Besides the deep, restorative benefit they get from a regular practice, meditators are also cultivating a very powerful skill: observation. Anything that comes up in meditation is simply observed without the need to evaluate as something that should or should not be there. And this doesn’t mean we abandon our desire to understand. It means that we start with openness and save the evaluation for later. Our evaluation energy can be directed away from our meditation experiences and saved for any observations we make about the quality of our daily lives and experiences. That is truly the positive experience to root for: the 23+ hours that constitutes our day outside of meditation.
Apply The Principles
Today, after meditating, simply observe what’s happening in your mind. Observe with interest. This is all that’s required to gain insight. Worrying about whether things are good or bad will simply disrupt the payload of understanding that is truly available from open observation.
Learn The Essentials
The purpose of this series is to give you everything you need to get the most out of meditation, self-care and this fresh new life we get to live with such powerful tools at our disposal. The weekly tools and principles I share will help you become more skilled and confident at meditating and just generally living with this thing called a mind.

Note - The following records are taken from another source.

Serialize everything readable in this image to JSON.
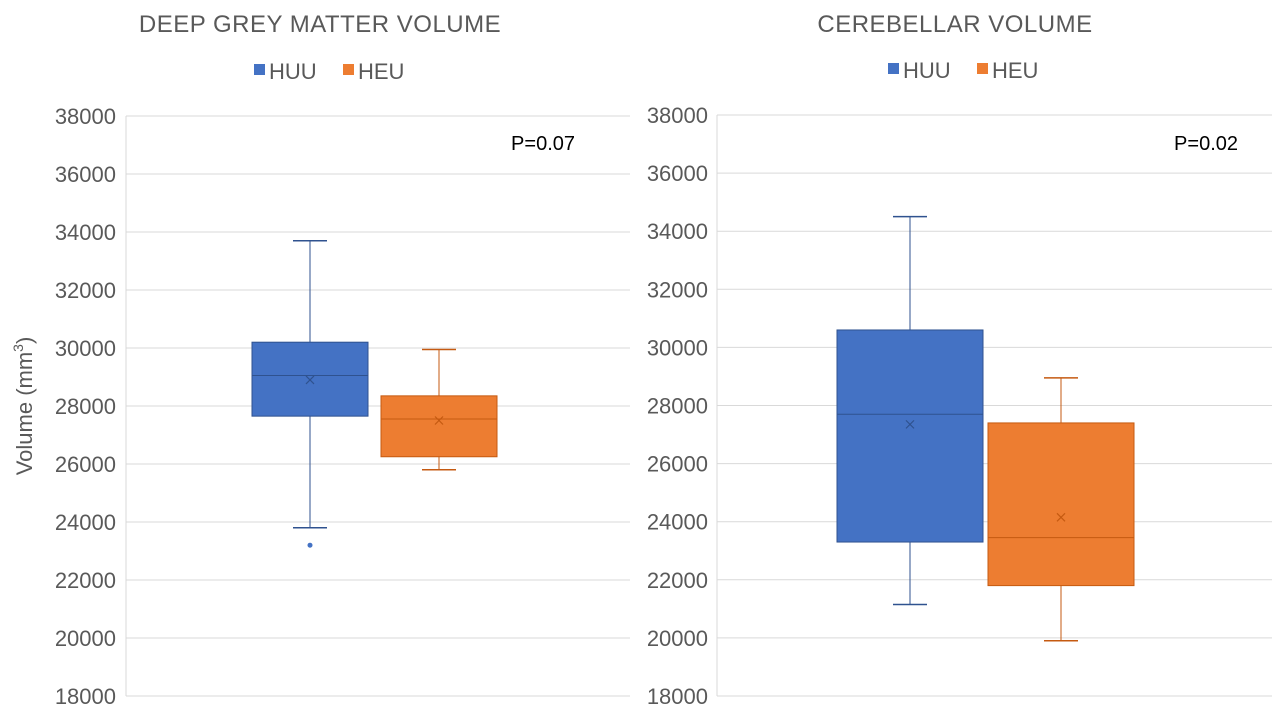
{
  "colors": {
    "HUU": "#4472c4",
    "HEU": "#ed7d31",
    "HUU_line": "#2f528f",
    "HEU_line": "#c55a11"
  },
  "ylabel_main": "Volume (mm",
  "ylabel_sup": "3",
  "ylabel_close": ")",
  "chart_data": [
    {
      "type": "box",
      "title": "DEEP GREY MATTER VOLUME",
      "annotation": "P=0.07",
      "ylim": [
        18000,
        38000
      ],
      "yticks": [
        18000,
        20000,
        22000,
        24000,
        26000,
        28000,
        30000,
        32000,
        34000,
        36000,
        38000
      ],
      "legend": [
        "HUU",
        "HEU"
      ],
      "legend_position": "top",
      "grid": true,
      "series": [
        {
          "name": "HUU",
          "min": 23800,
          "q1": 27650,
          "median": 29050,
          "q3": 30200,
          "max": 33700,
          "mean": 28900,
          "outliers": [
            23200
          ]
        },
        {
          "name": "HEU",
          "min": 25800,
          "q1": 26250,
          "median": 27550,
          "q3": 28350,
          "max": 29950,
          "mean": 27500,
          "outliers": []
        }
      ]
    },
    {
      "type": "box",
      "title": "CEREBELLAR VOLUME",
      "annotation": "P=0.02",
      "ylim": [
        18000,
        38000
      ],
      "yticks": [
        18000,
        20000,
        22000,
        24000,
        26000,
        28000,
        30000,
        32000,
        34000,
        36000,
        38000
      ],
      "legend": [
        "HUU",
        "HEU"
      ],
      "legend_position": "top",
      "grid": true,
      "series": [
        {
          "name": "HUU",
          "min": 21150,
          "q1": 23300,
          "median": 27700,
          "q3": 30600,
          "max": 34500,
          "mean": 27350,
          "outliers": []
        },
        {
          "name": "HEU",
          "min": 19900,
          "q1": 21800,
          "median": 23450,
          "q3": 27400,
          "max": 28950,
          "mean": 24150,
          "outliers": []
        }
      ]
    }
  ]
}
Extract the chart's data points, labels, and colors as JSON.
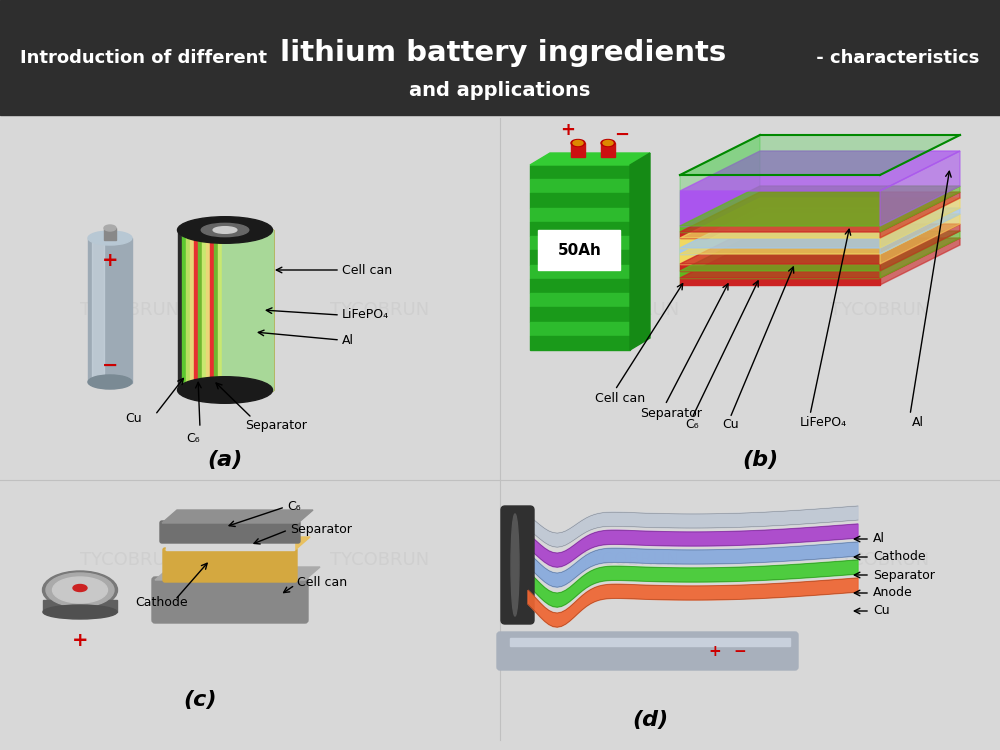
{
  "title_normal": "Introduction of different ",
  "title_large": "lithium battery ingredients",
  "title_suffix": " - characteristics",
  "title_line2": "and applications",
  "bg_color": "#d8d8d8",
  "header_color": "#2e2e2e",
  "header_text_color": "#ffffff",
  "watermark": "TYCOBRUN",
  "wm_color": "#bbbbbb",
  "wm_alpha": 0.3,
  "panel_a_label": "(a)",
  "panel_b_label": "(b)",
  "panel_c_label": "(c)",
  "panel_d_label": "(d)"
}
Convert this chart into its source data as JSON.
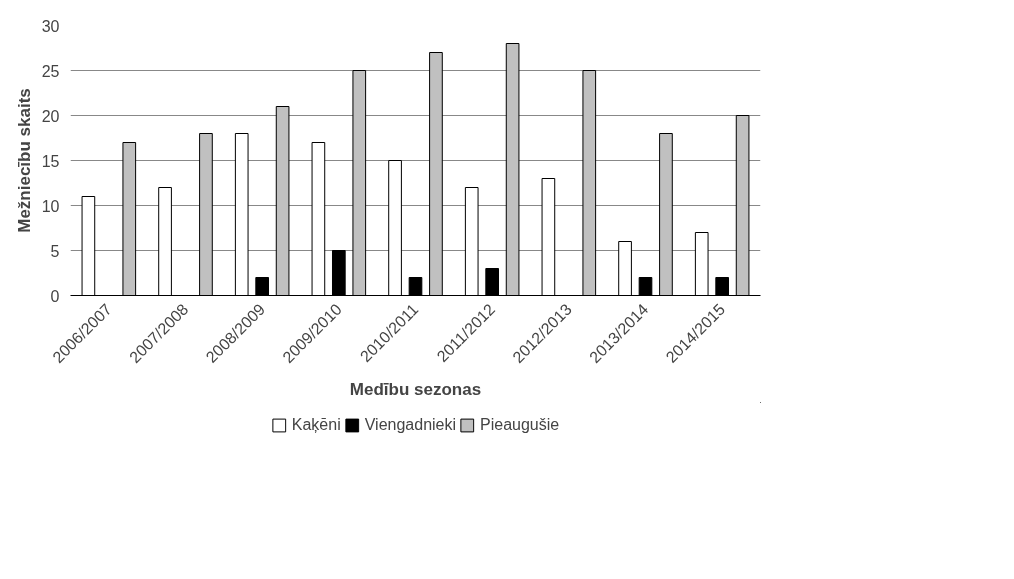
{
  "chart_data": {
    "type": "bar",
    "xlabel": "Medību sezonas",
    "ylabel": "Mežniecību skaits",
    "categories": [
      "2006/2007",
      "2007/2008",
      "2008/2009",
      "2009/2010",
      "2010/2011",
      "2011/2012",
      "2012/2013",
      "2013/2014",
      "2014/2015"
    ],
    "series": [
      {
        "name": "Kaķēni",
        "color": "#ffffff",
        "values": [
          11,
          12,
          18,
          17,
          15,
          12,
          13,
          6,
          7
        ]
      },
      {
        "name": "Viengadnieki",
        "color": "#000000",
        "values": [
          0,
          0,
          2,
          5,
          2,
          3,
          0,
          2,
          2
        ]
      },
      {
        "name": "Pieaugušie",
        "color": "#c0c0c0",
        "values": [
          17,
          18,
          21,
          25,
          27,
          28,
          25,
          18,
          20
        ]
      }
    ],
    "ylim": [
      0,
      30
    ],
    "yticks": [
      0,
      5,
      10,
      15,
      20,
      25,
      30
    ],
    "grid": "y",
    "legend": "bottom"
  }
}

Whether or not you’ve already learned meditation (with me or elsewhere), refer to this guide to either get you started or refresh you on the essentials.
I bet, even if you’ve been meditating for awhile, this series will reveal aspects of it that will make you say, “Wow, how come I didn’t know this?” You did. And you do. You just needed reminding. Meditation is a very radical way of being in ourselves…and yet it’s the most familiar place we know.